Profesor Wang Yiwei, direktur institut urusan internasional di Universitas Renmin China di Beijing, mengatakan kepada Sputnik, “Sebenarnya, AS harus khawatir tentang konfrontasi militer, konflik, atau bahkan perang dengan China. Tetapi Amerika akan kehilangan muka setelah kunjungan Pelosi dan respons China yang sangat kuat, yang kami lihat selama latihan militer.”
Wang mencatat bahwa kebijakan luar negeri AS “didorong secara bertahap oleh kompleks industri militer.”
Hal ini menyebabkannya berubah dari mendukung konfrontasi jangka panjang dengan Rusia di Ukraina menjadi konflik di Suriah, Irak dan Afghanistan, hingga menjual senjata ke Taiwan.
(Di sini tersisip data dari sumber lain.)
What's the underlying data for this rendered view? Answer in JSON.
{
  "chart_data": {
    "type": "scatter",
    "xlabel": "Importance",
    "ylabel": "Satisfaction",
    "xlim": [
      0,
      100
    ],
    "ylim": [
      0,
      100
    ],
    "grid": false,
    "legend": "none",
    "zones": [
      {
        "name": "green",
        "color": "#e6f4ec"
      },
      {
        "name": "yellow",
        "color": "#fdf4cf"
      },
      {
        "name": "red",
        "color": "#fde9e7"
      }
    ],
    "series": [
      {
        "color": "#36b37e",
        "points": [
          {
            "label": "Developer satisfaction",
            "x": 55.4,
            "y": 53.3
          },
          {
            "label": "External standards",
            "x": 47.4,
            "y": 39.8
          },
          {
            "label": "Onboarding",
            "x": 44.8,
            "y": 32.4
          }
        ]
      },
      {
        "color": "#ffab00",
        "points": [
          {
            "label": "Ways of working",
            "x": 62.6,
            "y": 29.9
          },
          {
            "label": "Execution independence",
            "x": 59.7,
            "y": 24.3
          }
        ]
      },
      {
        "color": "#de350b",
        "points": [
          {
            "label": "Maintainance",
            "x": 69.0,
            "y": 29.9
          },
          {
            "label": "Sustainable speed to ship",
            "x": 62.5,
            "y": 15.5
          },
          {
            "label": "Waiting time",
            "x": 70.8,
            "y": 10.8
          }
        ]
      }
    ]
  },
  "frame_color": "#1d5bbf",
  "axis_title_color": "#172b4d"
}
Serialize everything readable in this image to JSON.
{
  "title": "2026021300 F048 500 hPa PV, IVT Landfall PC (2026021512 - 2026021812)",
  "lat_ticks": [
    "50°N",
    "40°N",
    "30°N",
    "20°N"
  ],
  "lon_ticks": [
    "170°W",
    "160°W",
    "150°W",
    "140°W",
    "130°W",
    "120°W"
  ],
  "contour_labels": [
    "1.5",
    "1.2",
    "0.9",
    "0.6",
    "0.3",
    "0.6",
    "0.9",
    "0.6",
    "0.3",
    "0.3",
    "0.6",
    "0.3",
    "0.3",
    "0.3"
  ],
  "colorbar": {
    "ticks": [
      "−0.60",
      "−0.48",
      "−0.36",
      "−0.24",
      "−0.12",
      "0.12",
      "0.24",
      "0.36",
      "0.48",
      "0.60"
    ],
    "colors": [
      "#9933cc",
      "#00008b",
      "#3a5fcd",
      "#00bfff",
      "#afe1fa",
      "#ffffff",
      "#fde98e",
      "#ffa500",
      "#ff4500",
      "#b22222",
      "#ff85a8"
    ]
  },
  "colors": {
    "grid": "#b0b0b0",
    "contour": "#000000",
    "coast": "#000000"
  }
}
“Itulah alasan Amerika – untuk membantu Taiwan mempertahankan diri,” ungkapnya.
Namun, dia menunjukkan bahwa ini “membantu China mengembangkan kapasitas militernya untuk mempertahankan kedaulatan dan kepentingan nasional kita, untuk menjadikan China sebagai negara adidaya militer.”
“Amerika memiliki pemerintahan yang buruk dan bahkan gagal di dalam negeri, dan kemudian meminta dunia untuk membayar biayanya. Mereka memainkan kartu Taiwan. Mereka bahkan ingin meniru model Ukraina di Selat Taiwan. Bukan karena mereka tidak dapat menemukan konsensus di dalam negeri, tetapi hanya untuk menjual senjata, hanya untuk menargetkan China, atau memukul Rusia,” ungkapnya.
“Tidak ada yang bisa menghentikan reunifikasi China, karena China telah menjadi negara bersatu selama lebih dari 2.000 tahun. Pemisahan Taiwan tidak mungkin dan tidak dapat diterima,” ungkap Wang.
“Seperti yang dikatakan [pemimpin Tiongkok saat itu] Deng Xiaoping pada awal 1980-an, jika Taiwan merdeka, ia tidak akan merasa aman, ia dapat dijajah oleh Jepang atau AS. Jadi jika AS menjual senjata dan lebih banyak peralatan militer ke Taiwan, itu akan menyebabkan lebih banyak masalah bagi Selat Taiwan. Tidak akan ada perdamaian dan stabilitas. Jadi satu-satunya solusi adalah menyatukan.”